Most of us are fortunate enough not to have experienced an exile. Somehow, Maazan Maarouf has snagged two. His double exile begins as a Palestinian refugee in Lebanon, where his family fled the siege of Tel al-Zaatar to Beirut, and continued as a political refugee in Iceland. In an Al-Jazeera Poets of Protest documentary from 2012, Maarouf is filmed walking in Reykjavík. Wrapped in winter clothes that shield from the Icelandic cold, his long, curly hair bounces distractingly in the wind. He admires the snow, eagerly imparts his observations, but seems preoccupied, a vigilant traveller shooting weary glances. He says, ‘Beirut resonated between a city that was mine and a city that was rejecting me.’ 

Maarouf, who initially gained recognition for his criticism in Arabic magazines and newspapers, has had some strange misfortunes. In 2013, a thief in Stockholm stole his backpack which contained a notebook with 27 finished poems. He turned to prose as a kind of recovery.
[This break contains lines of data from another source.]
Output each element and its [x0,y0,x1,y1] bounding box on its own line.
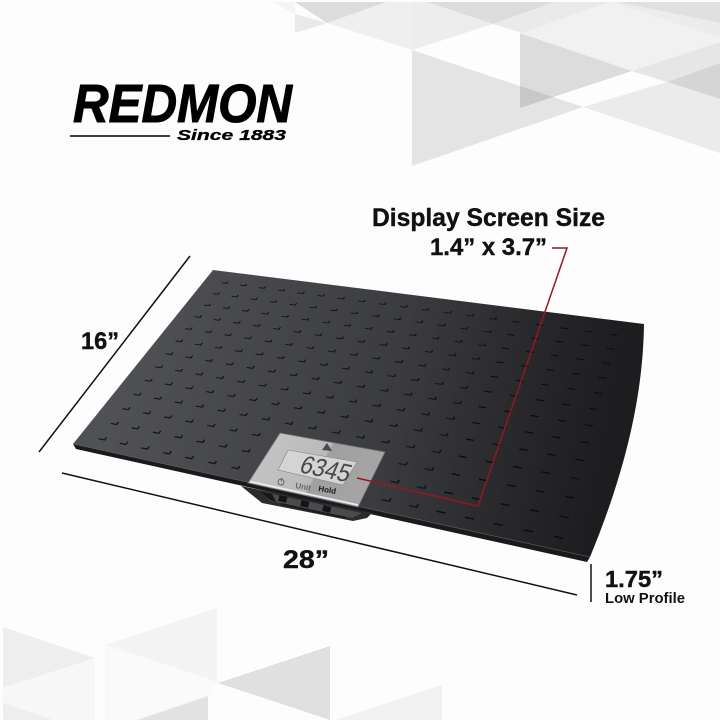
arrow: red leader line to display [357,248,567,506]
dimension: 1.75 inch low profile: 1.75” [605,566,663,592]
Hold label: Hold [318,484,337,496]
power icon [278,478,284,485]
logo: REDMON: Since 1883 [177,127,287,144]
logo: REDMON: REDMON [73,74,293,134]
Unit label: Unit [295,481,312,493]
dimension: 16 inch: 16” [81,328,119,355]
dimension: 28 inch: 28” [283,546,329,574]
brand icon on display [322,443,332,451]
callout heading: display screen size [372,205,605,261]
callout heading: display screen size: Display Screen Size [372,205,605,232]
callout heading: display screen size: 1.4” x 3.7” [430,234,547,261]
LCD reading: 6345 [296,451,356,488]
foot under display [241,486,372,521]
dimension: 16 inch [39,256,190,452]
display panel [248,433,385,507]
scale surface studs [98,282,618,539]
dimension: 1.75 inch low profile [591,564,685,607]
LCD screen [278,450,357,485]
dimension: 28 inch [62,473,577,595]
dimension: 1.75 inch low profile: Low Profile [605,591,685,607]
His luck improved, and Jokes for the Gunmen, his first short story collection, won the Al-Multaqa prize in 2016, and then, in 2019, Jonathan Wright’s translation of the book was longlisted for the Man Booker International. 
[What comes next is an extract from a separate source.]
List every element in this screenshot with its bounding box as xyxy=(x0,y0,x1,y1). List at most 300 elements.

Maarouf describes his art as a ‘mission of how to reconstruct the dirt, this is poetry, maybe to make a rose out of dust.’ This idealism, seeking to transmogrify the mundane, would otherwise feel dated and naive; post-war humanism that tastes of didacticism and moral authority, yearning for an era before truth became passé. But in Jokes for the Gunmen this moral imperative chills when it appears in a child’s voice. Suddenly the search for stability and honesty is sombre. Think of Greta Thunberg and child warriors. Conviction in unexpected bodies. It’s a refreshing rejection of chic-nihilism. This collection of twelve stories isn’t a study of war or a simulation in absurdity. It’s an odd, boyishly wrangled fantasy that grieves lost childhood. Call it a comic plea that cautions against miscommunication and the violence men inflict on each other. Yes, war is present and pervasive, but only as a soundscape or as a circumstance. Maarouf describes war as a ‘scenography’ or as a ‘pinned background’. And this is where the stories excel, rather than fetishising settings, Maarouf downplays them. Instead of focusing on the gratuitousness of violence, its arbitrariness and alleged absurdity, Maarouf pushes details; a father drooling at the edge of a bathtub, the turning handle of a gramophone, a secondhand matador’s suit.